Il tema della Sapienza è centrale nelle letture di questa domenica; in modo particolare nel Vangelo, nel quale si parla di cinque ragazze sagge e, in loro contrapposizione, di cinque ragazze stolte, “stupide”. Ma che cos’è la Sapienza, che cosa significa essere stolti? Prima di tutto è la ricerca stessa della Sapienza che ci rende sapienti. La Sapienza è un desiderio. La Sapienza, per noi cristiani, è una persona che si è fatta carne, quindi la vera Sapienza è il desiderio di Cristo. Chi si mette in ricerca sincera di Cristo è come se l’avesse già trovato e incontrato. La vera saggezza ci dice che la fede non può e non deve essere improvvisata, ma va preparata e curata così come nel Vangelo le ragazze sagge si premuniscono di altro olio.

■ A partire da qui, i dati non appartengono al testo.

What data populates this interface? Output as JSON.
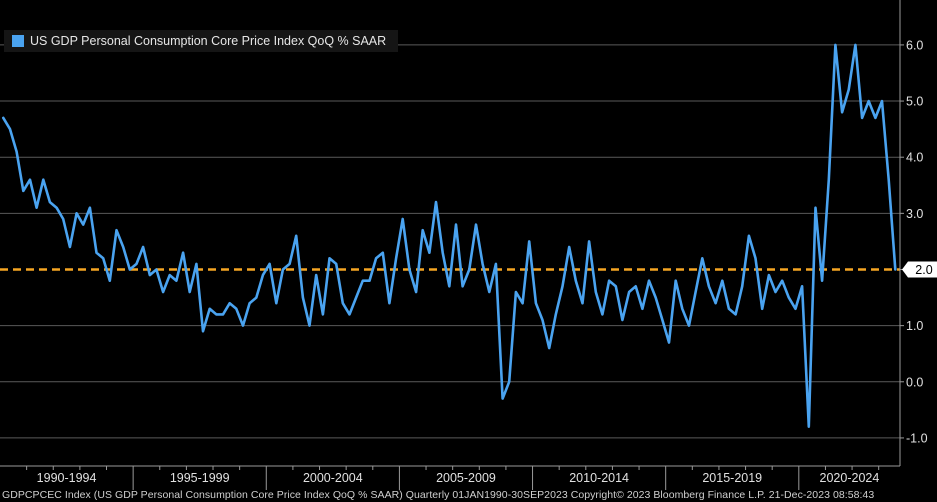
{
  "chart_data": {
    "type": "line",
    "title": "",
    "xlabel": "",
    "ylabel": "",
    "ylim": [
      -1.5,
      6.8
    ],
    "xlim": [
      1990.0,
      2023.8
    ],
    "y_ticks": [
      6.0,
      5.0,
      4.0,
      3.0,
      2.0,
      1.0,
      0.0,
      -1.0
    ],
    "y_tick_labels": [
      "6.0",
      "5.0",
      "4.0",
      "3.0",
      "2.0",
      "1.0",
      "0.0",
      "-1.0"
    ],
    "x_tick_labels": [
      "1990-1994",
      "1995-1999",
      "2000-2004",
      "2005-2009",
      "2010-2014",
      "2015-2019",
      "2020-2024"
    ],
    "grid": true,
    "legend_position": "top-left",
    "reference_line": {
      "value": 2.0,
      "label": "2.0",
      "color": "#f5a623",
      "style": "dashed"
    },
    "series": [
      {
        "name": "US GDP Personal Consumption Core Price Index QoQ % SAAR",
        "color": "#4aa3f0",
        "x": [
          "1990Q1",
          "1990Q2",
          "1990Q3",
          "1990Q4",
          "1991Q1",
          "1991Q2",
          "1991Q3",
          "1991Q4",
          "1992Q1",
          "1992Q2",
          "1992Q3",
          "1992Q4",
          "1993Q1",
          "1993Q2",
          "1993Q3",
          "1993Q4",
          "1994Q1",
          "1994Q2",
          "1994Q3",
          "1994Q4",
          "1995Q1",
          "1995Q2",
          "1995Q3",
          "1995Q4",
          "1996Q1",
          "1996Q2",
          "1996Q3",
          "1996Q4",
          "1997Q1",
          "1997Q2",
          "1997Q3",
          "1997Q4",
          "1998Q1",
          "1998Q2",
          "1998Q3",
          "1998Q4",
          "1999Q1",
          "1999Q2",
          "1999Q3",
          "1999Q4",
          "2000Q1",
          "2000Q2",
          "2000Q3",
          "2000Q4",
          "2001Q1",
          "2001Q2",
          "2001Q3",
          "2001Q4",
          "2002Q1",
          "2002Q2",
          "2002Q3",
          "2002Q4",
          "2003Q1",
          "2003Q2",
          "2003Q3",
          "2003Q4",
          "2004Q1",
          "2004Q2",
          "2004Q3",
          "2004Q4",
          "2005Q1",
          "2005Q2",
          "2005Q3",
          "2005Q4",
          "2006Q1",
          "2006Q2",
          "2006Q3",
          "2006Q4",
          "2007Q1",
          "2007Q2",
          "2007Q3",
          "2007Q4",
          "2008Q1",
          "2008Q2",
          "2008Q3",
          "2008Q4",
          "2009Q1",
          "2009Q2",
          "2009Q3",
          "2009Q4",
          "2010Q1",
          "2010Q2",
          "2010Q3",
          "2010Q4",
          "2011Q1",
          "2011Q2",
          "2011Q3",
          "2011Q4",
          "2012Q1",
          "2012Q2",
          "2012Q3",
          "2012Q4",
          "2013Q1",
          "2013Q2",
          "2013Q3",
          "2013Q4",
          "2014Q1",
          "2014Q2",
          "2014Q3",
          "2014Q4",
          "2015Q1",
          "2015Q2",
          "2015Q3",
          "2015Q4",
          "2016Q1",
          "2016Q2",
          "2016Q3",
          "2016Q4",
          "2017Q1",
          "2017Q2",
          "2017Q3",
          "2017Q4",
          "2018Q1",
          "2018Q2",
          "2018Q3",
          "2018Q4",
          "2019Q1",
          "2019Q2",
          "2019Q3",
          "2019Q4",
          "2020Q1",
          "2020Q2",
          "2020Q3",
          "2020Q4",
          "2021Q1",
          "2021Q2",
          "2021Q3",
          "2021Q4",
          "2022Q1",
          "2022Q2",
          "2022Q3",
          "2022Q4",
          "2023Q1",
          "2023Q2",
          "2023Q3"
        ],
        "values": [
          4.7,
          4.5,
          4.1,
          3.4,
          3.6,
          3.1,
          3.6,
          3.2,
          3.1,
          2.9,
          2.4,
          3.0,
          2.8,
          3.1,
          2.3,
          2.2,
          1.8,
          2.7,
          2.4,
          2.0,
          2.1,
          2.4,
          1.9,
          2.0,
          1.6,
          1.9,
          1.8,
          2.3,
          1.6,
          2.1,
          0.9,
          1.3,
          1.2,
          1.2,
          1.4,
          1.3,
          1.0,
          1.4,
          1.5,
          1.9,
          2.1,
          1.4,
          2.0,
          2.1,
          2.6,
          1.5,
          1.0,
          1.9,
          1.2,
          2.2,
          2.1,
          1.4,
          1.2,
          1.5,
          1.8,
          1.8,
          2.2,
          2.3,
          1.4,
          2.2,
          2.9,
          2.0,
          1.6,
          2.7,
          2.3,
          3.2,
          2.3,
          1.7,
          2.8,
          1.7,
          2.0,
          2.8,
          2.1,
          1.6,
          2.1,
          -0.3,
          0.0,
          1.6,
          1.4,
          2.5,
          1.4,
          1.1,
          0.6,
          1.2,
          1.7,
          2.4,
          1.8,
          1.4,
          2.5,
          1.6,
          1.2,
          1.8,
          1.7,
          1.1,
          1.6,
          1.7,
          1.3,
          1.8,
          1.5,
          1.1,
          0.7,
          1.8,
          1.3,
          1.0,
          1.6,
          2.2,
          1.7,
          1.4,
          1.8,
          1.3,
          1.2,
          1.7,
          2.6,
          2.2,
          1.3,
          1.9,
          1.6,
          1.8,
          1.5,
          1.3,
          1.7,
          -0.8,
          3.1,
          1.8,
          3.6,
          6.0,
          4.8,
          5.2,
          6.0,
          4.7,
          5.0,
          4.7,
          5.0,
          3.6,
          2.0
        ]
      }
    ]
  },
  "footer": {
    "text": "GDPCPCEC Index (US GDP Personal Consumption Core Price Index QoQ % SAAR)  Quarterly 01JAN1990-30SEP2023  Copyright© 2023 Bloomberg Finance L.P.  21-Dec-2023 08:58:43"
  },
  "colors": {
    "background": "#000000",
    "series": "#4aa3f0",
    "reference": "#f5a623",
    "grid": "#5a5a5a",
    "axis": "#9a9a9a"
  }
}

Opposta alla sapienza c’è la stupidità, ma questa non riguarda l’intelletto. Noi solitamente diciamo stupido ad una persona che non ci arriva, che è lento a capire. A Bernadette davano della stupida perché non era capace a memorizzare le formule di catechismo che le avrebbero permesso di ricevere la Prima Comunione. Ella stessa ironicamente diceva di sé stessa: “è più facile ficcare il libro di catechismo nella mia testa, piuttosto che imparare le formule a memoria”. Nessuno di noi direbbe oggi che Bernadette fosse una stupida, in quanto sicuramente fu una di quelle ragazze sagge e il suo desiderio di Cristo e dei beni del Cielo cresceva di giorno in giorno. La stoltezza riguarda invece la nostra umanità. Bonhoffer diceva che la liberazione interiore dell’uomo alla vita responsabile davanti a Dio è l’unica reale vittoria alla stupidità. Penso che la vera Sapienza sia quella di predisporre tutto, di essere pronti ad ogni evenienza proprio perché la vita ci riserva sempre sorprese, non sappiamo a cosa andremo incontro. Per dirla in modo diverso noi sappiamo a chi andiamo incontro, ma non siamo noi a decidere come avverrà questo incontro, in quali modalità. Significa non rimanere scandalizzati di Dio, perché lui viene non come ce lo aspettiamo noi.

Gesù è un inguaribile ritardatario. Per noi il ritardo significa mancanza di serietà, di attenzione; per Dio significa l’esatto contrario: cura, pazienza, amore. I ritardi di Dio sono giustificati perché rivelano il suo grande amore per noi. Infatti, la sapienza delle sagge consiste nell’aver valutato anche il possibile ritardo dello Sposo. Le stolte, come le sagge, si sono addormentate. Il sonno nella Bibbia indica sempre la mancanza di fede. Anche le sagge hanno mancato di fede, anche le sagge sono entrate nel buio e nell’oscurità della fede. C’è poco da fare: quando abbiamo una preoccupazione o un dubbio che ci assilla, la nostra reazione è quella di dormire. Il sonno non è solo un recupero delle energie psicomotorie ma è anche un meccanismo di difesa che ci preserva dall’ansia, dallo stress e dalla paura di sentirci abbandonati. Noi non sopportiamo l’idea del ritardo perché è come dire: «io per te non esisto!».

Madre Teresa, donna sapiente, è entrata anche lei in questa oscurità della fede, ma cosa l’ha salvata dall’incredulità? La scorta dell’olio, ovvero più sentiva Gesù distante e più lo desiderava. La Sapienza è allora l’arte di saper vivere il tempo: la venuta del Signore non è misurabile cronologicamente, non è questione di tempo, ma è un andare incontro a Lui che già oggi viene nella mia vita, che già oggi è presente seppure nell’ombra e nell’oscurità della fede.

Noi possederemo la vera Sapienza quando saremo capaci di coniugare la fine con il fine.